Answer:
14.25 g of Fe2O3
33.26 g of Fe2O3
0.045 moles of excess reagent.
Explanation:
The equation for the reaction is shown below, remember that noting the correct chemical reaction equation is the first step towards solving the problem.
4Fe (s) + 3O2 (g) ==> 2 Fe2O3 (s)
Since the oxygen is abundant in air, oxygen is the reactant in excess while the iron is the limiting reactant. Remember that only a thin iron metal burns according to the question.
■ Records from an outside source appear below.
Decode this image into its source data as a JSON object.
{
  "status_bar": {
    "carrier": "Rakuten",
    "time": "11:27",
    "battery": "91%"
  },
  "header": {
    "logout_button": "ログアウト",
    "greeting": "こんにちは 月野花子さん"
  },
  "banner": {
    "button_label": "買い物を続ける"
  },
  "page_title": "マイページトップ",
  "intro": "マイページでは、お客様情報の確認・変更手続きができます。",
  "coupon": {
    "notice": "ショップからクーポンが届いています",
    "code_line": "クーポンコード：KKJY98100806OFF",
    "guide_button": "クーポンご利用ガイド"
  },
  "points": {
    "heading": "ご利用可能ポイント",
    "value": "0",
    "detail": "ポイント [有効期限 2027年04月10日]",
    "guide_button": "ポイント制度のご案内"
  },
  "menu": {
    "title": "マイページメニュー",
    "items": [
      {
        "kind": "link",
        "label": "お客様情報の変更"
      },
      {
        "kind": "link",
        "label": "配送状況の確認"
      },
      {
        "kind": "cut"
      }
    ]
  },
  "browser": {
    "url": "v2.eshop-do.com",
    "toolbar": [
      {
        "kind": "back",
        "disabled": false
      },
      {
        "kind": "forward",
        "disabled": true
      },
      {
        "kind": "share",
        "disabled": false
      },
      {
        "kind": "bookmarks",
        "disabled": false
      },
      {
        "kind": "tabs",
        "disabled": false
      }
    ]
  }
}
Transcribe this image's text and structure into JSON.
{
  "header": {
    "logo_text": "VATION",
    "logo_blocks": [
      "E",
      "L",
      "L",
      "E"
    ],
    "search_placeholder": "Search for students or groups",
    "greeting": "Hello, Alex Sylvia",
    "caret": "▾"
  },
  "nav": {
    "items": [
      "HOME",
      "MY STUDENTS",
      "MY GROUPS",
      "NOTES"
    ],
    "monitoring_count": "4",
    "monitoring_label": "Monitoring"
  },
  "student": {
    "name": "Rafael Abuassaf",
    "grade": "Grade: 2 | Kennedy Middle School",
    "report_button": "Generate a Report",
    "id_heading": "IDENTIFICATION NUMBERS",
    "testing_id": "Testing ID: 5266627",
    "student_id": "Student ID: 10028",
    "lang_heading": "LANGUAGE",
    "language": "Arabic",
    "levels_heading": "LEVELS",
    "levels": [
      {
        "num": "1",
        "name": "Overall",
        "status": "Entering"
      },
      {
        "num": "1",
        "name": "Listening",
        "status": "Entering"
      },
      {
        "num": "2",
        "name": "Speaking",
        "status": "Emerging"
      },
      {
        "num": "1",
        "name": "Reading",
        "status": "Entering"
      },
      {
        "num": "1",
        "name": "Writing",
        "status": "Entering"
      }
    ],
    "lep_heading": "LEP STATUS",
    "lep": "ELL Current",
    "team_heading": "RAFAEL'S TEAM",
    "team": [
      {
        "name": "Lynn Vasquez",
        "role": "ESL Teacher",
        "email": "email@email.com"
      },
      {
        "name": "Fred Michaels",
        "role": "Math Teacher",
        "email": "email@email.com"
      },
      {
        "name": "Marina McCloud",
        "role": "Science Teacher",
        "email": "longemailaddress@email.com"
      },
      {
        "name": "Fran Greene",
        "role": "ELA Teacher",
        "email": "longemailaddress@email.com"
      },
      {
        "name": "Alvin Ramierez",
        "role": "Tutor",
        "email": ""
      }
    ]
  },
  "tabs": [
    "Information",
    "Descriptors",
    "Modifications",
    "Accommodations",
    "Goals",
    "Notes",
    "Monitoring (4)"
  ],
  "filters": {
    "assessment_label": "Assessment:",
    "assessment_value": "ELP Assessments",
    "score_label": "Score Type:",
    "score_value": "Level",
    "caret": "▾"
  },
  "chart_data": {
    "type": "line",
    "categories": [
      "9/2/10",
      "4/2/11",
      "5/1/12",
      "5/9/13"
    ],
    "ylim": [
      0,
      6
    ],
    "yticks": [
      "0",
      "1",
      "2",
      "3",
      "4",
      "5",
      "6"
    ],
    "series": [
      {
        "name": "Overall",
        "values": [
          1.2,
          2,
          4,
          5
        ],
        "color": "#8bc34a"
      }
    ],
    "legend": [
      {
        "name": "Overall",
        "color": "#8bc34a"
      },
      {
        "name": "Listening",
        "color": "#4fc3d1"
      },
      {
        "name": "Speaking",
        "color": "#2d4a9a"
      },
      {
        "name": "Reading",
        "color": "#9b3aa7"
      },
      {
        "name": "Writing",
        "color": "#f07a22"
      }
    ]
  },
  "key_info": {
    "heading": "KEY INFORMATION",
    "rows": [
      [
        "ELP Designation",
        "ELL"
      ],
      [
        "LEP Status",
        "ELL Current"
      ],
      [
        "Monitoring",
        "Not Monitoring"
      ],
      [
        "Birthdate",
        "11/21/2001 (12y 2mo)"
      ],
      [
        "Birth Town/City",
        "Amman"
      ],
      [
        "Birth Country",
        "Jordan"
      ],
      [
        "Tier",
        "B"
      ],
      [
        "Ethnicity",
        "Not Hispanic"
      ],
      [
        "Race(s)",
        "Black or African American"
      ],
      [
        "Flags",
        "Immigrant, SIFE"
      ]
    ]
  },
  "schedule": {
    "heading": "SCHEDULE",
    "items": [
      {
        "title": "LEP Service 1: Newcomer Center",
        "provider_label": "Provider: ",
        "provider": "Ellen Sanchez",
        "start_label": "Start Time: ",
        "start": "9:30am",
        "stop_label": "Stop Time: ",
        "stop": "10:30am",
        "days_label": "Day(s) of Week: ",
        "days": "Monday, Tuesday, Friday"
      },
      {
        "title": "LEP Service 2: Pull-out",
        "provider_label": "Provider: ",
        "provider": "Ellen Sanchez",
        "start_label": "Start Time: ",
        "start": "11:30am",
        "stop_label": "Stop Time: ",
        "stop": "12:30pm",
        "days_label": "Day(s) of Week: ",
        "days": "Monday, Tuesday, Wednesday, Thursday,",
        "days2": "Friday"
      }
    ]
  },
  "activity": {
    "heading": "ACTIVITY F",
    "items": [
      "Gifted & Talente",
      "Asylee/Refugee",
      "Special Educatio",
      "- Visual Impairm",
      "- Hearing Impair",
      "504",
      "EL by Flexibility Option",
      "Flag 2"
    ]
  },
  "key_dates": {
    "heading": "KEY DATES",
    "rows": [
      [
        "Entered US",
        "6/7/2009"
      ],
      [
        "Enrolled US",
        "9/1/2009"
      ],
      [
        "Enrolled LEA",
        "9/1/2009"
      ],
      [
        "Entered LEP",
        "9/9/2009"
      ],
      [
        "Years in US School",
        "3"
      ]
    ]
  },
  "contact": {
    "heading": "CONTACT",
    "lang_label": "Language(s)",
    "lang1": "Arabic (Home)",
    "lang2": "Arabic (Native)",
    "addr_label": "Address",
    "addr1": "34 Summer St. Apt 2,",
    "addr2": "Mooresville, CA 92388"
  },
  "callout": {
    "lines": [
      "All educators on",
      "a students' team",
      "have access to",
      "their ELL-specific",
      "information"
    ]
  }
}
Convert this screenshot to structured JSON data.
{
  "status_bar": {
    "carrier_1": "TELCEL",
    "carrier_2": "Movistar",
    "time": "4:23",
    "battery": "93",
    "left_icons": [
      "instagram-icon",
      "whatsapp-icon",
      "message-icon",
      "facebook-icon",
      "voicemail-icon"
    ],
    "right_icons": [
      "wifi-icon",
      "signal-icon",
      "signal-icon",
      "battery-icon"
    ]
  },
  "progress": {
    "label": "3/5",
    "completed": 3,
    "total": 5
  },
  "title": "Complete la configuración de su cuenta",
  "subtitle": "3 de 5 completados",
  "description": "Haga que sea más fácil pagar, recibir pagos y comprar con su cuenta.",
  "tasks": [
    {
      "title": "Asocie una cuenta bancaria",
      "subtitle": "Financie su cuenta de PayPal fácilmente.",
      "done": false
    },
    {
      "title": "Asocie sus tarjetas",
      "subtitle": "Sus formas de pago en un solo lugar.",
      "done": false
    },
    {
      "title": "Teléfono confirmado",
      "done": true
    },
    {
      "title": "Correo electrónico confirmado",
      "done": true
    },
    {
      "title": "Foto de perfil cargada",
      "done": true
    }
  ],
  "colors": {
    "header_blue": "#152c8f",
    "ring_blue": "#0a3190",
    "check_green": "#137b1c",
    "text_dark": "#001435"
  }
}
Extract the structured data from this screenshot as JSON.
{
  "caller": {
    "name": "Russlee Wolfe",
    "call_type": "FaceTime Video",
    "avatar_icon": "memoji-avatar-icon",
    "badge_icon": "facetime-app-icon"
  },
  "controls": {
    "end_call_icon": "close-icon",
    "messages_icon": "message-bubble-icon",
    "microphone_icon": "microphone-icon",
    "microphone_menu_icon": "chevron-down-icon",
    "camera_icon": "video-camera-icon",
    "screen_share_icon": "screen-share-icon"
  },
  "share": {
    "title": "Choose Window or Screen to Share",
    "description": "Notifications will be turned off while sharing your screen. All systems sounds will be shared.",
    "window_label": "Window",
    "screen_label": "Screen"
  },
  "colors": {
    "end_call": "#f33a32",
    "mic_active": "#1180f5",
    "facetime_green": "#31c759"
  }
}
To double check our assumption above, the reactant that gives the least mass of product is the limiting reactant.
Using iron;
If 224 g of iron yields 319.38 g of Fe2O3
10g of iron will yield 10 × 319.38/224 = 14.25 g of Fe2O3
Using oxygen
96 g of oxygen yields 319.38 g of Fe2O3
10 g of oxygen will yield 10 × 319.38/96 = 33.26 g of Fe2O3
Since iron is the limiting reagent, number of moles in 10g of iron = 10g/56gmol-1 = 0.18 moles
From the reaction equation
4 moles of iron reacts with 3 moles of oxygen
0.18 moles of iron will react with 0.18 ×3/4 = 0.135 moles of oxygen
Amount of excess reagent remaining; 0.18- 0.135 = 0.045 moles of excess reagent.